When most people say their game is retro, they mean a particular era of game ranging from the NES to the PlayStation. That timespan encompasses the heyday of pixel-art gameplay and the burgeoning 3D revolution. It’s not common for games to look even further back for their inspirations, to the earliest days of home console gaming. But that’s exactly what Adventure of Samsara does, and it makes for a curious blend of motifs and mechanics.

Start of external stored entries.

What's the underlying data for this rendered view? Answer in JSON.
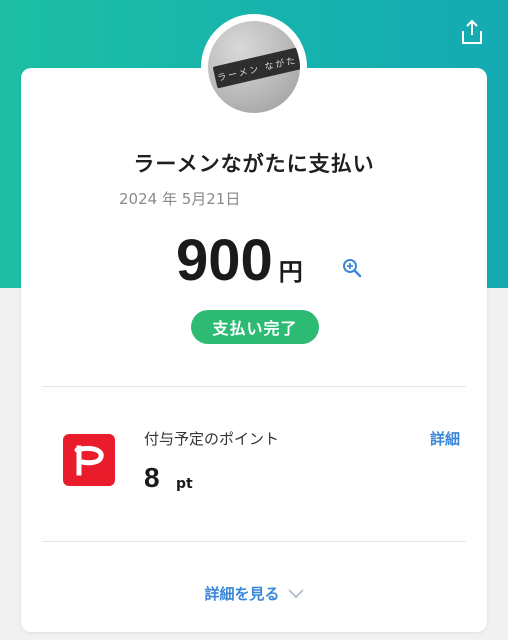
{
  "header": {
    "share_icon": "share-upload-icon"
  },
  "merchant": {
    "avatar_sign_text": "ラーメン ながた",
    "title": "ラーメンながたに支払い"
  },
  "payment": {
    "date": "2024 年 5月21日",
    "amount": "900",
    "currency": "円",
    "zoom_icon": "zoom-in-icon",
    "status": "支払い完了"
  },
  "points": {
    "logo_icon": "paypay-logo-icon",
    "label": "付与予定のポイント",
    "detail_link": "詳細",
    "value": "8",
    "unit": "pt"
  },
  "footer": {
    "see_details": "詳細を見る",
    "chevron_icon": "chevron-down-icon"
  },
  "colors": {
    "accent_teal": "#16b3ad",
    "status_green": "#2dbb74",
    "link_blue": "#3a87d8",
    "paypay_red": "#ea1c2c"
  }
}
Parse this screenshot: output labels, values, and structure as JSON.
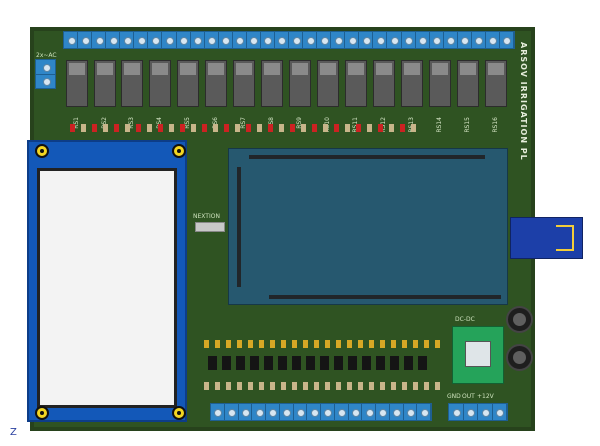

Adventure of Samsara itself has a relatively long history. The game was pitched as a Kickstarter project in 2016, under the name Tower of Samsara. It had set a modest (and very precise, numerically) goal of $48,561, but failed to achieve a third of that number. That may have been the end of the story, as just another indie game that never got off the ground. But Brazilian studio Ilex Games continued to pitch it until landing at Atari, where it morphed into a sci-fi offshoot of the classic Atari 2600 game Adventure. Adventure of Samsara is a marriage of the two, an Atari spokesperson told me–the game is as Ilex originally envisioned it, but it has weaved in story elements from Adventure to make it part of that universe.
That blend of inspirations means that it carries visual similarities to an Atari 2600 game. The pixel art is large and blocky and visual elements carry a flat layer of color that looks reminiscent of those early video games, while also looking much more advanced and modern than anything the original Atari could have produced. This is a retro pixel-art throwback, but the look is striking by being modeled after and modernizing such an early version of pixel art.